Phase transition in the sample complexity of likelihood-based phylogeny inference

Reconstructing evolutionary trees from molecular sequence data is a fundamental problem in computational biology. Stochastic models of sequence evolution are closely related to spin systems that have been extensively studied in statistical physics and that connection has led to important insights on the theoretical properties of phylogenetic reconstruction algorithms as well as the development of new inference methods. Here, we study maximum likelihood, a classical statistical technique which is perhaps the most widely used in phylogenetic practice because of its superior empirical accuracy. At the theoretical level, except for its consistency, that is, the guarantee of eventual correct reconstruction as the size of the input data grows, much remains to be understood about the statistical properties of maximum likelihood in this context.
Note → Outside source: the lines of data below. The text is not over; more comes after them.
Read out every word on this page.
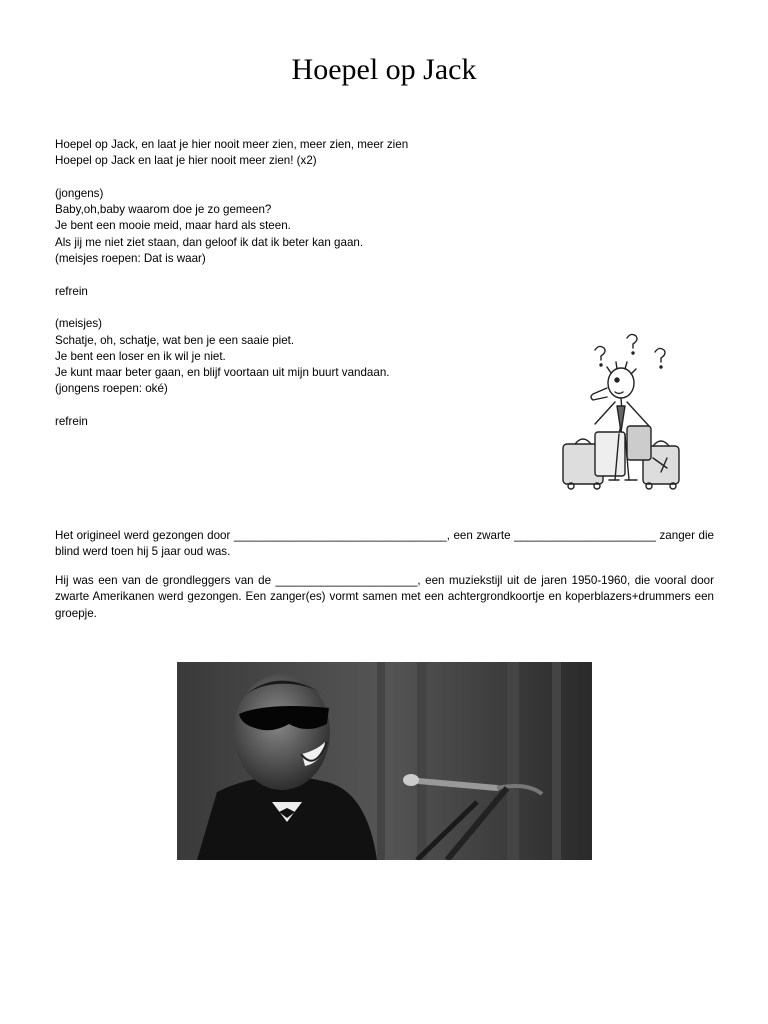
Hoepel op Jack
Hoepel op Jack, en laat je hier nooit meer zien, meer zien, meer zien
Hoepel op Jack en laat je hier nooit meer zien! (x2)
(jongens)
Baby,oh,baby waarom doe je zo gemeen?
Je bent een mooie meid, maar hard als steen.
Als jij me niet ziet staan, dan geloof ik dat ik beter kan gaan.
(meisjes roepen: Dat is waar)
refrein
(meisjes)
Schatje, oh, schatje, wat ben je een saaie piet.
Je bent een loser en ik wil je niet.
Je kunt maar beter gaan, en blijf voortaan uit mijn buurt vandaan.
(jongens roepen: oké)
refrein
Het origineel werd gezongen door _________________________________, een zwarte ______________________ zanger die blind werd toen hij 5 jaar oud was.
Hij was een van de grondleggers van de ______________________, een muziekstijl uit de jaren 1950-1960, die vooral door zwarte Amerikanen werd gezongen. Een zanger(es) vormt samen met een achtergrondkoortje en koperblazers+drummers een groepje.
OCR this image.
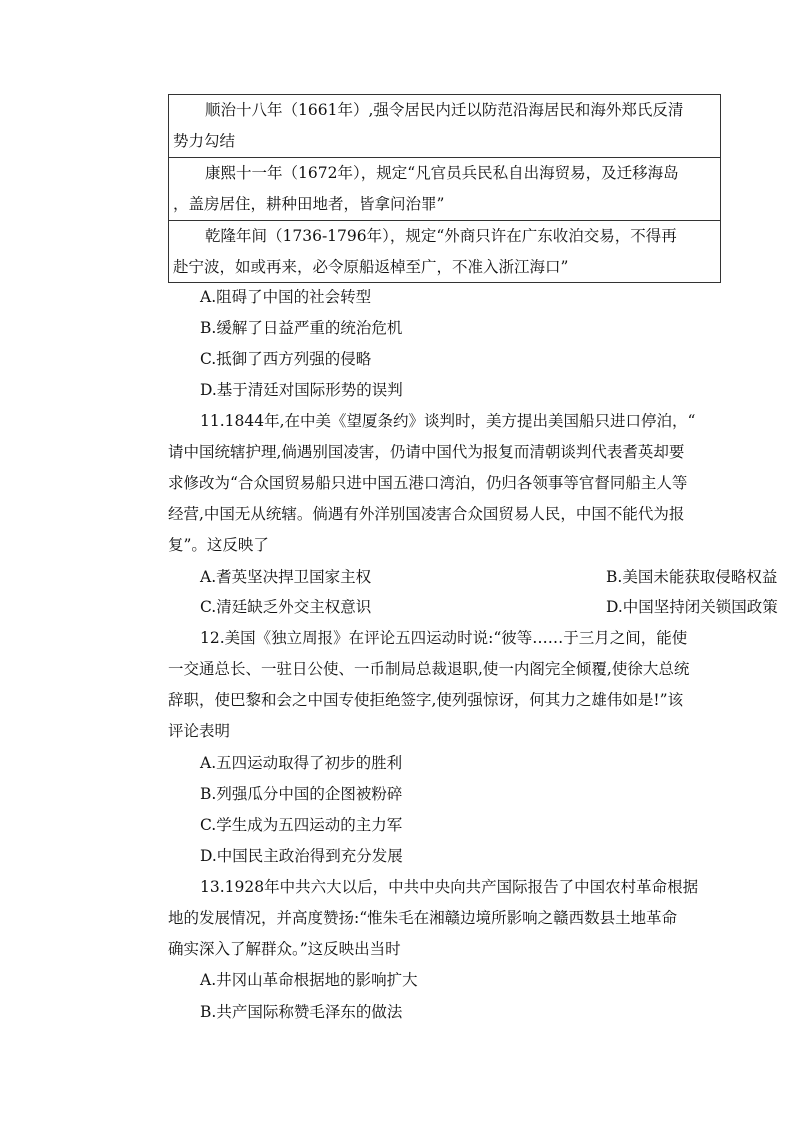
顺治十八年（1661年）,强令居民内迁以防范沿海居民和海外郑氏反清
势力勾结
康熙十一年（1672年），规定“凡官员兵民私自出海贸易，及迁移海岛
，盖房居住，耕种田地者，皆拿问治罪”
乾隆年间（1736-1796年），规定“外商只许在广东收泊交易，不得再
赴宁波，如或再来，必令原船返棹至广，不准入浙江海口”
A.阻碍了中国的社会转型
B.缓解了日益严重的统治危机
C.抵御了西方列强的侵略
D.基于清廷对国际形势的误判
11.1844年,在中美《望厦条约》谈判时，美方提出美国船只进口停泊，“
请中国统辖护理,倘遇别国凌害，仍请中国代为报复而清朝谈判代表耆英却要
求修改为“合众国贸易船只进中国五港口湾泊，仍归各领事等官督同船主人等
经营,中国无从统辖。倘遇有外洋别国凌害合众国贸易人民，中国不能代为报
复”。这反映了
A.耆英坚决捍卫国家主权	B.美国未能获取侵略权益
C.清廷缺乏外交主权意识	D.中国坚持闭关锁国政策
12.美国《独立周报》在评论五四运动时说:“彼等……于三月之间，能使
一交通总长、一驻日公使、一币制局总裁退职,使一内阁完全倾覆,使徐大总统
辞职，使巴黎和会之中国专使拒绝签字,使列强惊讶，何其力之雄伟如是!”该
评论表明
A.五四运动取得了初步的胜利
B.列强瓜分中国的企图被粉碎
C.学生成为五四运动的主力军
D.中国民主政治得到充分发展
13.1928年中共六大以后，中共中央向共产国际报告了中国农村革命根据
地的发展情况，并高度赞扬:“惟朱毛在湘赣边境所影响之赣西数县土地革命
确实深入了解群众。”这反映出当时
A.井冈山革命根据地的影响扩大
B.共产国际称赞毛泽东的做法
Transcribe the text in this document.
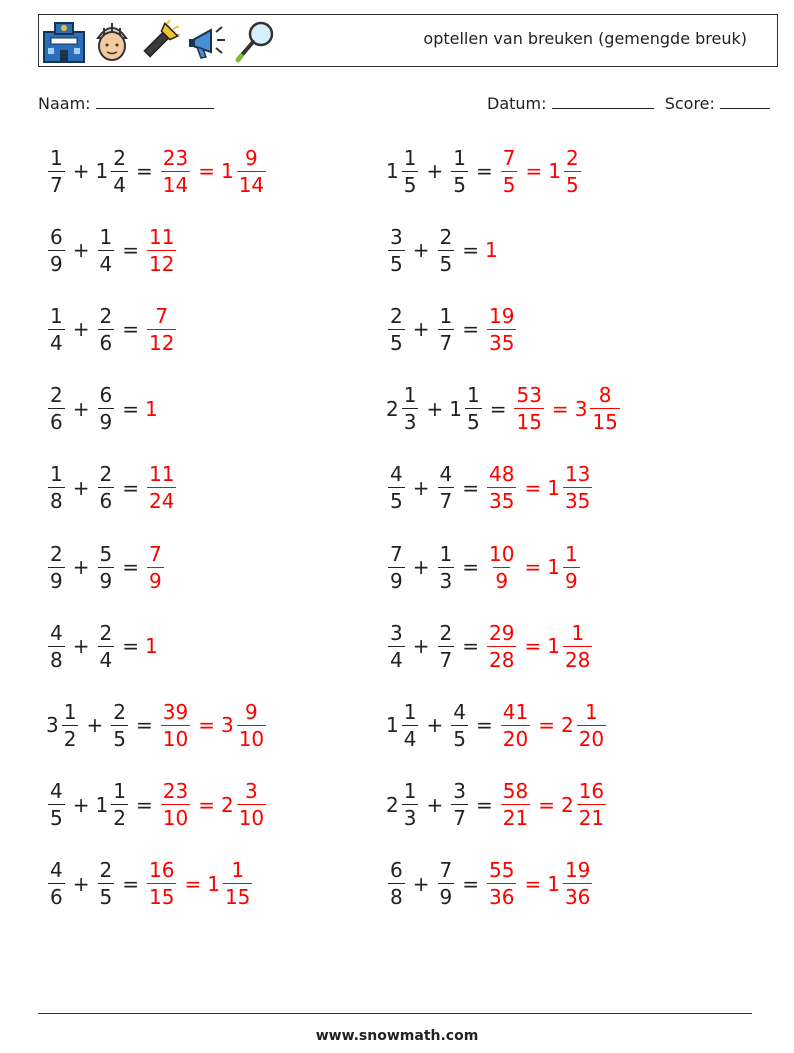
optellen van breuken (gemengde breuk)
Naam:	Datum:	Score:
$\frac{1}{7} + 1 \frac{2}{4} = \frac{23}{14} = 1 \frac{9}{14}$	$1 \frac{1}{5} + \frac{1}{5} = \frac{7}{5} = 1 \frac{2}{5}$
$\frac{6}{9} + \frac{1}{4} = \frac{11}{12}$	$\frac{3}{5} + \frac{2}{5} = 1$
$\frac{1}{4} + \frac{2}{6} = \frac{7}{12}$	$\frac{2}{5} + \frac{1}{7} = \frac{19}{35}$
$\frac{2}{6} + \frac{6}{9} = 1$	$2 \frac{1}{3} + 1 \frac{1}{5} = \frac{53}{15} = 3 \frac{8}{15}$
$\frac{1}{8} + \frac{2}{6} = \frac{11}{24}$	$\frac{4}{5} + \frac{4}{7} = \frac{48}{35} = 1 \frac{13}{35}$
$\frac{2}{9} + \frac{5}{9} = \frac{7}{9}$	$\frac{7}{9} + \frac{1}{3} = \frac{10}{9} = 1 \frac{1}{9}$
$\frac{4}{8} + \frac{2}{4} = 1$	$\frac{3}{4} + \frac{2}{7} = \frac{29}{28} = 1 \frac{1}{28}$
$3 \frac{1}{2} + \frac{2}{5} = \frac{39}{10} = 3 \frac{9}{10}$	$1 \frac{1}{4} + \frac{4}{5} = \frac{41}{20} = 2 \frac{1}{20}$
$\frac{4}{5} + 1 \frac{1}{2} = \frac{23}{10} = 2 \frac{3}{10}$	$2 \frac{1}{3} + \frac{3}{7} = \frac{58}{21} = 2 \frac{16}{21}$
$\frac{4}{6} + \frac{2}{5} = \frac{16}{15} = 1 \frac{1}{15}$	$\frac{6}{8} + \frac{7}{9} = \frac{55}{36} = 1 \frac{19}{36}$
www.snowmath.com
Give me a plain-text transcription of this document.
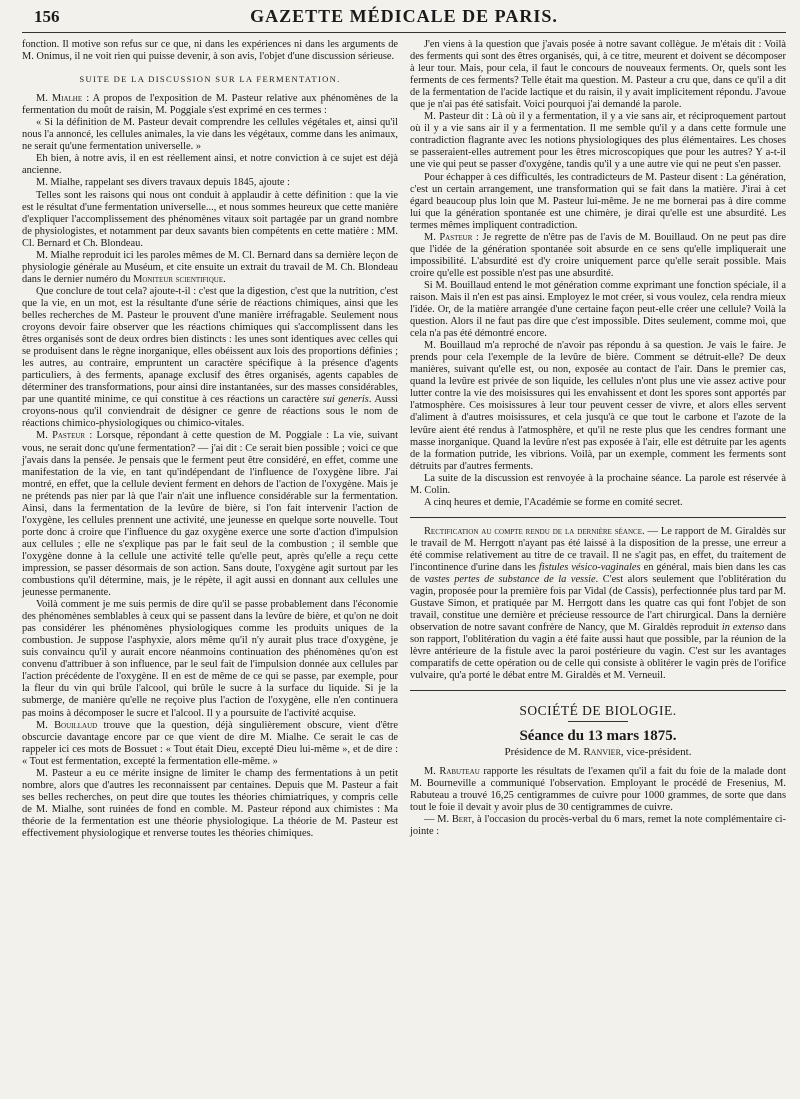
156	GAZETTE MÉDICALE DE PARIS.

fonction. Il motive son refus sur ce que, ni dans les expériences ni dans les arguments de M. Onimus, il ne voit rien qui puisse devenir, à son avis, l'objet d'une discussion sérieuse.

SUITE DE LA DISCUSSION SUR LA FERMENTATION.

M. Mialhe : A propos de l'exposition de M. Pasteur relative aux phénomènes de la fermentation du moût de raisin, M. Poggiale s'est exprimé en ces termes :

« Si la définition de M. Pasteur devait comprendre les cellules végétales et, ainsi qu'il nous l'a annoncé, les cellules animales, la vie dans les végétaux, comme dans les animaux, ne serait qu'une fermentation universelle. »

Eh bien, à notre avis, il en est réellement ainsi, et notre conviction à ce sujet est déjà ancienne.

M. Mialhe, rappelant ses divers travaux depuis 1845, ajoute :

Telles sont les raisons qui nous ont conduit à applaudir à cette définition : que la vie est le résultat d'une fermentation universelle..., et nous sommes heureux que cette manière d'expliquer l'accomplissement des phénomènes vitaux soit partagée par un grand nombre de physiologistes, et notamment par deux savants bien compétents en cette matière : MM. Cl. Bernard et Ch. Blondeau.

M. Mialhe reproduit ici les paroles mêmes de M. Cl. Bernard dans sa dernière leçon de physiologie générale au Muséum, et cite ensuite un extrait du travail de M. Ch. Blondeau dans le dernier numéro du Moniteur scientifique.

Que conclure de tout cela? ajoute-t-il : c'est que la digestion, c'est que la nutrition, c'est que la vie, en un mot, est la résultante d'une série de réactions chimiques, ainsi que les belles recherches de M. Pasteur le prouvent d'une manière irréfragable. Seulement nous croyons devoir faire observer que les réactions chimiques qui s'accomplissent dans les êtres organisés sont de deux ordres bien distincts : les unes sont identiques avec celles qui se produisent dans le règne inorganique, elles obéissent aux lois des proportions définies ; les autres, au contraire, empruntent un caractère spécifique à la présence d'agents particuliers, à des ferments, apanage exclusif des êtres organisés, agents capables de déterminer des transformations, pour ainsi dire instantanées, sur des masses considérables, par une quantité minime, ce qui constitue à ces réactions un caractère sui generis. Aussi croyons-nous qu'il conviendrait de désigner ce genre de réactions sous le nom de réactions chimico-physiologiques ou chimico-vitales.

M. Pasteur : Lorsque, répondant à cette question de M. Poggiale : La vie, suivant vous, ne serait donc qu'une fermentation? — j'ai dit : Ce serait bien possible ; voici ce que j'avais dans la pensée. Je pensais que le ferment peut être considéré, en effet, comme une manifestation de la vie, en tant qu'indépendant de l'influence de l'oxygène libre. J'ai montré, en effet, que la cellule devient ferment en dehors de l'action de l'oxygène. Mais je ne prétends pas nier par là que l'air n'ait une influence considérable sur la fermentation. Ainsi, dans la fermentation de la levûre de bière, si l'on fait intervenir l'action de l'oxygène, les cellules prennent une activité, une jeunesse en quelque sorte nouvelle. Tout porte donc à croire que l'influence du gaz oxygène exerce une sorte d'action d'impulsion aux cellules ; elle ne s'explique pas par le fait seul de la combustion ; il semble que l'oxygène donne à la cellule une activité telle qu'elle peut, après qu'elle a reçu cette impression, se passer désormais de son action. Sans doute, l'oxygène agit surtout par les combustions qu'il détermine, mais, je le répète, il agit aussi en donnant aux cellules une jeunesse permanente.

Voilà comment je me suis permis de dire qu'il se passe probablement dans l'économie des phénomènes semblables à ceux qui se passent dans la levûre de bière, et qu'on ne doit pas considérer les phénomènes physiologiques comme les produits uniques de la combustion. Je suppose l'asphyxie, alors même qu'il n'y aurait plus trace d'oxygène, je suis convaincu qu'il y aurait encore néanmoins continuation des phénomènes qu'on est convenu d'attribuer à son influence, par le seul fait de l'impulsion donnée aux cellules par l'action précédente de l'oxygène. Il en est de même de ce qui se passe, par exemple, pour la fleur du vin qui brûle l'alcool, qui brûle le sucre à la surface du liquide. Si je la submerge, de manière qu'elle ne reçoive plus l'action de l'oxygène, elle n'en continuera pas moins à décomposer le sucre et l'alcool. Il y a poursuite de l'activité acquise.

M. Bouillaud trouve que la question, déjà singulièrement obscure, vient d'être obscurcie davantage encore par ce que vient de dire M. Mialhe. Ce serait le cas de rappeler ici ces mots de Bossuet : « Tout était Dieu, excepté Dieu lui-même », et de dire : « Tout est fermentation, excepté la fermentation elle-même. »

M. Pasteur a eu ce mérite insigne de limiter le champ des fermentations à un petit nombre, alors que d'autres les reconnaissent par centaines. Depuis que M. Pasteur a fait ses belles recherches, on peut dire que toutes les théories chimiatriques, y compris celle de M. Mialhe, sont ruinées de fond en comble. M. Pasteur répond aux chimistes : Ma théorie de la fermentation est une théorie physiologique. La théorie de M. Pasteur est effectivement physiologique et renverse toutes les théories chimiques.

J'en viens à la question que j'avais posée à notre savant collègue. Je m'étais dit : Voilà des ferments qui sont des êtres organisés, qui, à ce titre, meurent et doivent se décomposer à leur tour. Mais, pour cela, il faut le concours de nouveaux ferments. Or, quels sont les ferments de ces ferments? Telle était ma question. M. Pasteur a cru que, dans ce qu'il a dit de la fermentation de l'acide lactique et du raisin, il y avait implicitement répondu. J'avoue que je n'ai pas été satisfait. Voici pourquoi j'ai demandé la parole.

M. Pasteur dit : Là où il y a fermentation, il y a vie sans air, et réciproquement partout où il y a vie sans air il y a fermentation. Il me semble qu'il y a dans cette formule une contradiction flagrante avec les notions physiologiques des plus élémentaires. Les choses se passeraient-elles autrement pour les êtres microscopiques que pour les autres? Y a-t-il une vie qui peut se passer d'oxygène, tandis qu'il y a une autre vie qui ne peut s'en passer.

Pour échapper à ces difficultés, les contradicteurs de M. Pasteur disent : La génération, c'est un certain arrangement, une transformation qui se fait dans la matière. J'irai à cet égard beaucoup plus loin que M. Pasteur lui-même. Je ne me bornerai pas à dire comme lui que la génération spontanée est une chimère, je dirai qu'elle est une absurdité. Les termes mêmes impliquent contradiction.

M. Pasteur : Je regrette de n'être pas de l'avis de M. Bouillaud. On ne peut pas dire que l'idée de la génération spontanée soit absurde en ce sens qu'elle impliquerait une impossibilité. L'absurdité est d'y croire uniquement parce qu'elle serait possible. Mais croire qu'elle est possible n'est pas une absurdité.

Si M. Bouillaud entend le mot génération comme exprimant une fonction spéciale, il a raison. Mais il n'en est pas ainsi. Employez le mot créer, si vous voulez, cela rendra mieux l'idée. Or, de la matière arrangée d'une certaine façon peut-elle créer une cellule? Voilà la question. Alors il ne faut pas dire que c'est impossible. Dites seulement, comme moi, que cela n'a pas été démontré encore.

M. Bouillaud m'a reproché de n'avoir pas répondu à sa question. Je vais le faire. Je prends pour cela l'exemple de la levûre de bière. Comment se détruit-elle? De deux manières, suivant qu'elle est, ou non, exposée au contact de l'air. Dans le premier cas, quand la levûre est privée de son liquide, les cellules n'ont plus une vie assez active pour lutter contre la vie des moisissures qui les envahissent et dont les spores sont apportés par l'atmosphère. Ces moisissures à leur tour peuvent cesser de vivre, et alors elles servent d'aliment à d'autres moisissures, et cela jusqu'à ce que tout le carbone et l'azote de la levûre aient été rendus à l'atmosphère, et qu'il ne reste plus que les cendres formant une masse inorganique. Quand la levûre n'est pas exposée à l'air, elle est détruite par les agents de la formation putride, les vibrions. Voilà, par un exemple, comment les ferments sont détruits par d'autres ferments.

La suite de la discussion est renvoyée à la prochaine séance. La parole est réservée à M. Colin.

A cinq heures et demie, l'Académie se forme en comité secret.

Rectification au compte rendu de la dernière séance. — Le rapport de M. Giraldès sur le travail de M. Herrgott n'ayant pas été laissé à la disposition de la presse, une erreur a été commise relativement au titre de ce travail. Il ne s'agit pas, en effet, du traitement de l'incontinence d'urine dans les fistules vésico-vaginales en général, mais bien dans les cas de vastes pertes de substance de la vessie. C'est alors seulement que l'oblitération du vagin, proposée pour la première fois par Vidal (de Cassis), perfectionnée plus tard par M. Gustave Simon, et pratiquée par M. Herrgott dans les quatre cas qui font l'objet de son travail, constitue une dernière et précieuse ressource de l'art chirurgical. Dans la dernière observation de notre savant confrère de Nancy, que M. Giraldès reproduit in extenso dans son rapport, l'oblitération du vagin a été faite aussi haut que possible, par la réunion de la lèvre antérieure de la fistule avec la paroi postérieure du vagin. C'est sur les avantages comparatifs de cette opération ou de celle qui consiste à oblitérer le vagin près de l'orifice vulvaire, qu'a porté le débat entre M. Giraldès et M. Verneuil.

SOCIÉTÉ DE BIOLOGIE.
Séance du 13 mars 1875.
Présidence de M. Ranvier, vice-président.

M. Rabuteau rapporte les résultats de l'examen qu'il a fait du foie de la malade dont M. Bourneville a communiqué l'observation. Employant le procédé de Fresenius, M. Rabuteau a trouvé 16,25 centigrammes de cuivre pour 1000 grammes, de sorte que dans tout le foie il devait y avoir plus de 30 centigrammes de cuivre.

— M. Bert, à l'occasion du procès-verbal du 6 mars, remet la note complémentaire ci-jointe :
In particular, the best bounds on the sample complexity or sequence-length requirement of maximum likelihood, that is, the amount of data required for correct reconstruction, are exponential in the number, n, of tips—far from known lower bounds based on information-theoretic arguments. Here we close the gap by proving a new upper bound on the sequence-length requirement of maximum likelihood that matches up to constants the known lower bound for some standard models of evolution. More specifically, for the r-state symmetric model of sequence evolution on a binary phylogeny with bounded edge lengths, we show that the sequence-length requirement behaves logarithmically in n when the expected amount of mutation per edge is below what is known as the Kesten-Stigum threshold. In general, the sequence-length requirement is polynomial in n. Our results imply moreover that the maximum likelihood estimator can be computed efficiently on randomly generated data provided sequences are as above. Our main technical contribution, which may be of independent interest, relates the total variation distance between the leaf state distributions of two trees with a notion of combinatorial distance between the trees. In words we show in a precise quantitative manner that the more different two evolutionary trees are, the easier it is to distinguish their output.